Wednesday, 8 June 2011

The Bard is Back

... in a new film by Roland Emmerich, of all things. Yes, the man who graced the silver screen with the immortal line, "Let's nuke the bastards" has now taken it upon himself to direct a film about one of the greatest playwrights of all time. This can only end well. If Michael Bay is the producer, so much the better. Based on his previous works, I imagine it will go something like this :

Bill (last name presently unknown), struggling playwright, is an alcoholic whoremonger who's drunken shenanigans have estranged him from his only legitimate and very irritating son, who has gone to... umm.... Edinburgh, why not, to take part in a Latin spelling quiz with his highly attractive girlfriend. Casting ? Well, Ian McShane as Shakespeare, can't go far wrong there, let's say Shia LaBeouf as his son with just about anyone other than Megan Fox as his girlfriend. Kristanna Loken, perhaps, for no particular reason. And no, I'm not about to sully this blog with sordid pictures of LaBeouf.

It's entirely possible that Kirstanna would be suited to Elizabethan attire, but I prefer not to take that chance.

Bill's antics mean he quickly falls foul of the Church and falls in with sinister astrologer John Dee, played by Christopher Walken. Bill quickly sobers up when Dee, in a power-point presentation masterpiece, tells him that the neutrinos from the Sun are mutating into tachyons and mutters something about the end of the world. Then there are lots of special effects shots where London is blasted by tachyons and the hands on Big Ben (Roland probably does not know when this was built) start spinning wildly. Suddenly Bill himself is hit by a bolt of expensive CGI.



Bill awakens in a frozen landscape. Oh noes ! Our hero has been transported back about 10,000 years when Britain was still covered in ice and sabre-tooth tigers. Now Bill's mission is to trek north across the frozen waste, hoping that somehow he can find his son and find out if he won the spelling quiz or not.

This takes surprisingly little time. Bill impresses the primitive locals with his acting skills and, in a short montage, travels from village to village performing plays in exchange for food and weapons. He makes short work of the sabre-tooth tigers, apparently having a hitherto unknown talent for spear-throwing, about which the locals make some truly awful pun.



Alas, when Bill reaches the site of Edinburgh things take a shocking turn for the worst. His son is trapped in a cave by a giant fire-breathing reptile, which has a curious habit of changing size in each shot. Things are looking grim for our hero, but he is saved at the last minute when a gigantic spaceship descends, shoots the monster, and then promptly leaves without further incident.
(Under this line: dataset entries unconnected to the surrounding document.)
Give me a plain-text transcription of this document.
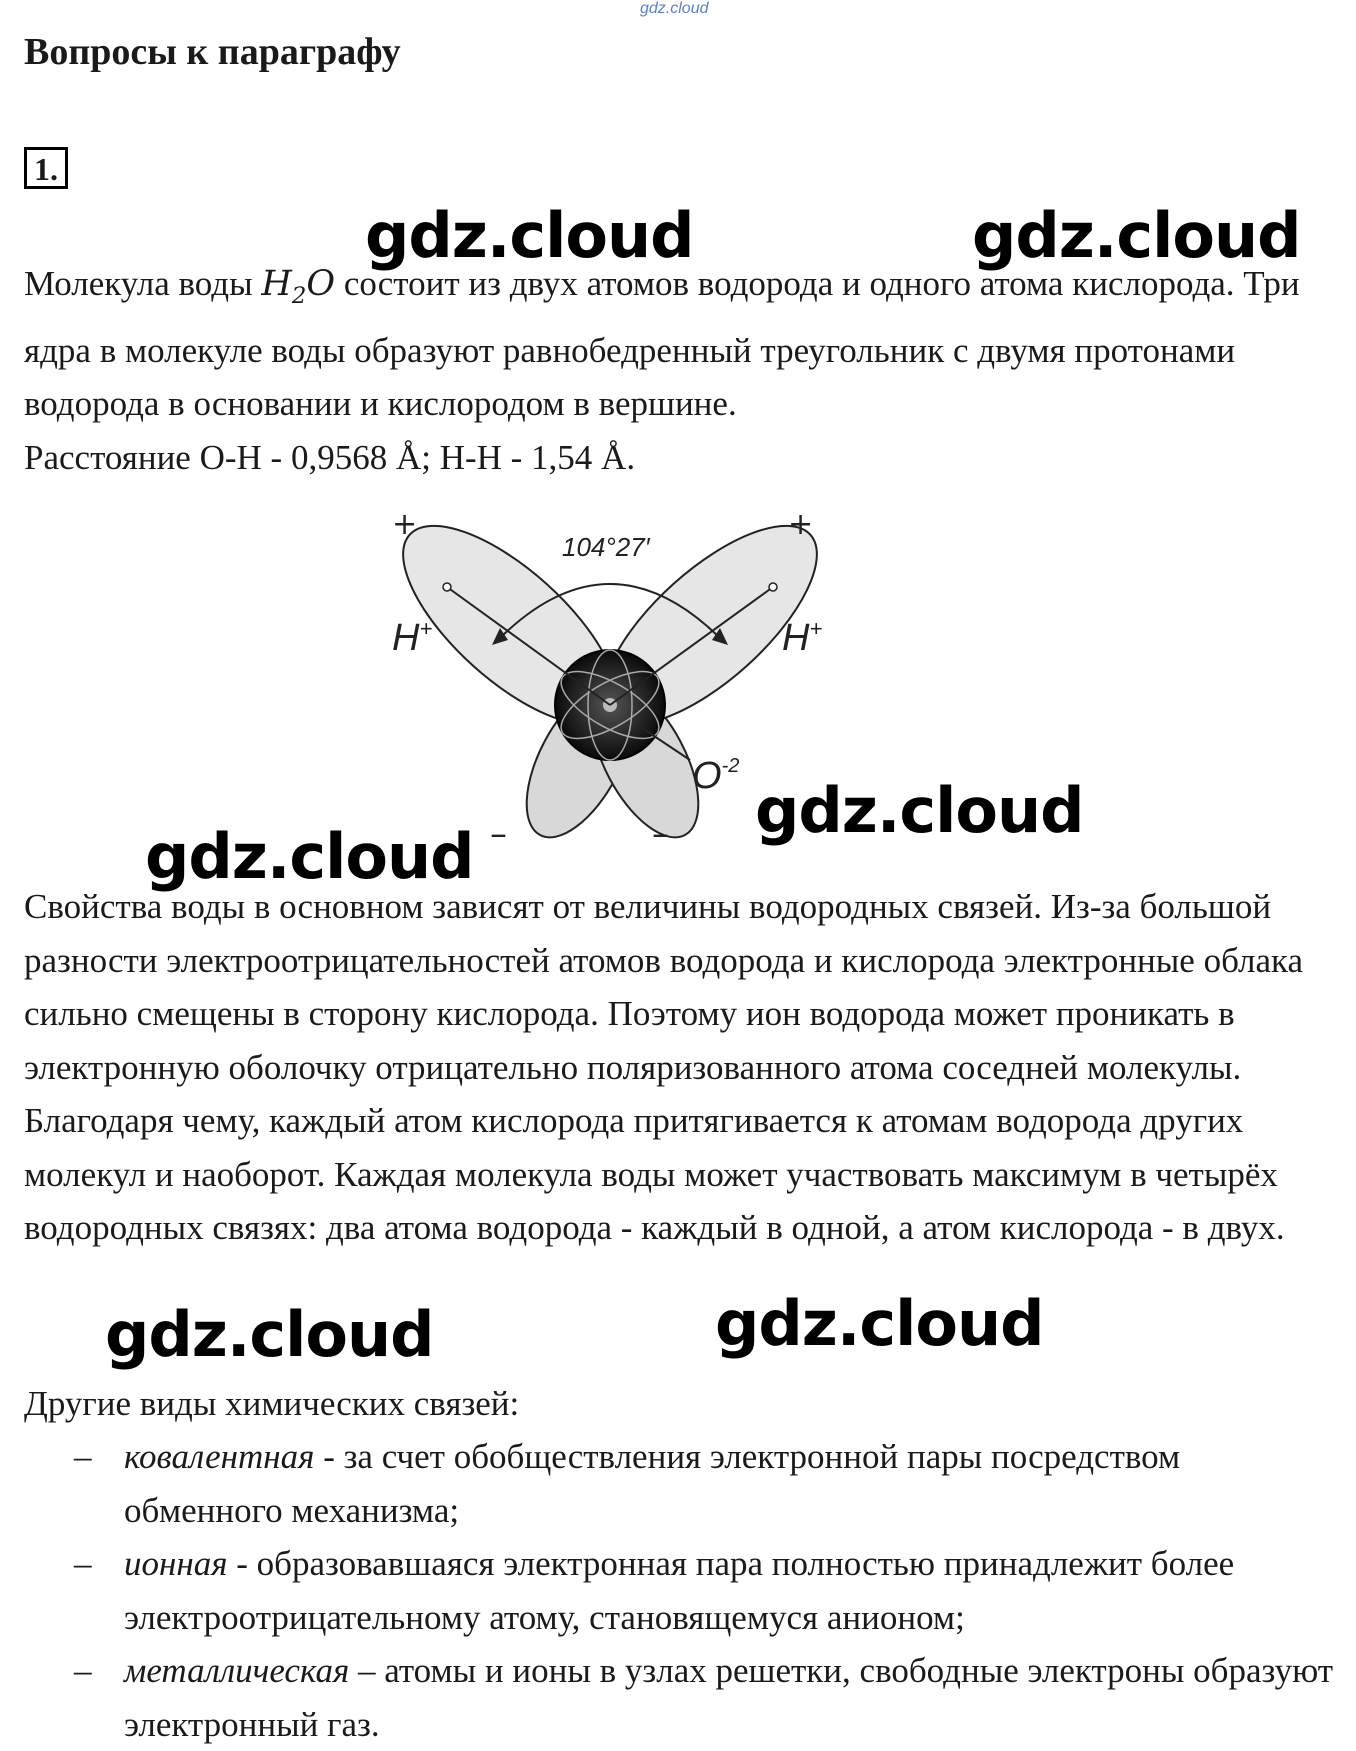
gdz.cloud
Вопросы к параграфу
1.

Молекула воды $H_2O$ состоит из двух атомов водорода и одного атома кислорода. Три ядра в молекуле воды образуют равнобедренный треугольник с двумя протонами водорода в основании и кислородом в вершине.
Расстояние O-H - 0,9568 Å; H-H - 1,54 Å.

104°27′
+	+
H+	H+
$O^{-2}$
–	–

Свойства воды в основном зависят от величины водородных связей. Из-за большой разности электроотрицательностей атомов водорода и кислорода электронные облака сильно смещены в сторону кислорода. Поэтому ион водорода может проникать в электронную оболочку отрицательно поляризованного атома соседней молекулы. Благодаря чему, каждый атом кислорода притягивается к атомам водорода других молекул и наоборот. Каждая молекула воды может участвовать максимум в четырёх водородных связях: два атома водорода - каждый в одной, а атом кислорода - в двух.

Другие виды химических связей:

– ковалентная - за счет обобществления электронной пары посредством обменного механизма;
– ионная - образовавшаяся электронная пара полностью принадлежит более электроотрицательному атому, становящемуся анионом;
– металлическая – атомы и ионы в узлах решетки, свободные электроны образуют электронный газ.
gdz.cloud	gdz.cloud
gdz.cloud
gdz.cloud
gdz.cloud	gdz.cloud
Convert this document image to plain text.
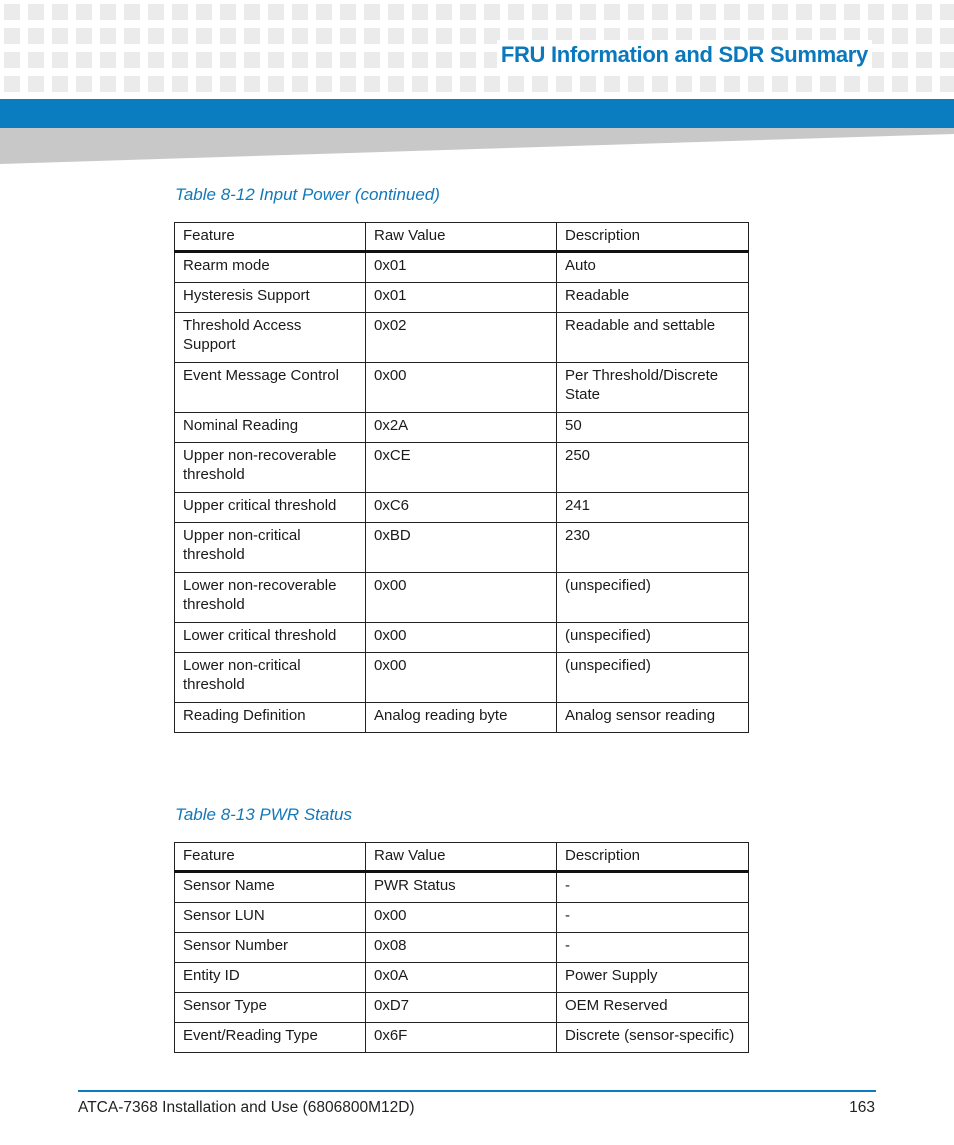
FRU Information and SDR Summary
Table 8-12 Input Power (continued)
Feature	Raw Value	Description
Rearm mode	0x01	Auto
Hysteresis Support	0x01	Readable
Threshold Access Support	0x02	Readable and settable
Event Message Control	0x00	Per Threshold/Discrete State
Nominal Reading	0x2A	50
Upper non-recoverable threshold	0xCE	250
Upper critical threshold	0xC6	241
Upper non-critical threshold	0xBD	230
Lower non-recoverable threshold	0x00	(unspecified)
Lower critical threshold	0x00	(unspecified)
Lower non-critical threshold	0x00	(unspecified)
Reading Definition	Analog reading byte	Analog sensor reading
Table 8-13 PWR Status
Feature	Raw Value	Description
Sensor Name	PWR Status	-
Sensor LUN	0x00	-
Sensor Number	0x08	-
Entity ID	0x0A	Power Supply
Sensor Type	0xD7	OEM Reserved
Event/Reading Type	0x6F	Discrete (sensor-specific)
ATCA-7368 Installation and Use (6806800M12D)	163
Bill is re-united with this son, who turns out to have discovered a mysterious stone ring inside the cave covered in strange Latin symbols (Roland is probably not aware of the differences between Latin and Egyptian). Fortunately, he has been able to decipher them with the help of his highly attractive girlfriend. The ring turns out to be a portal through time, which Bill uses to return to Elizabethan England. His son, however, decides to remain behind, although no-one is quite sure why.

He is wearing a suit on account of being Ian McShane

The movie ends with a shot of the Complete Works of Shake-spear just in case the audience didn't get it, and then everything explodes for no reason.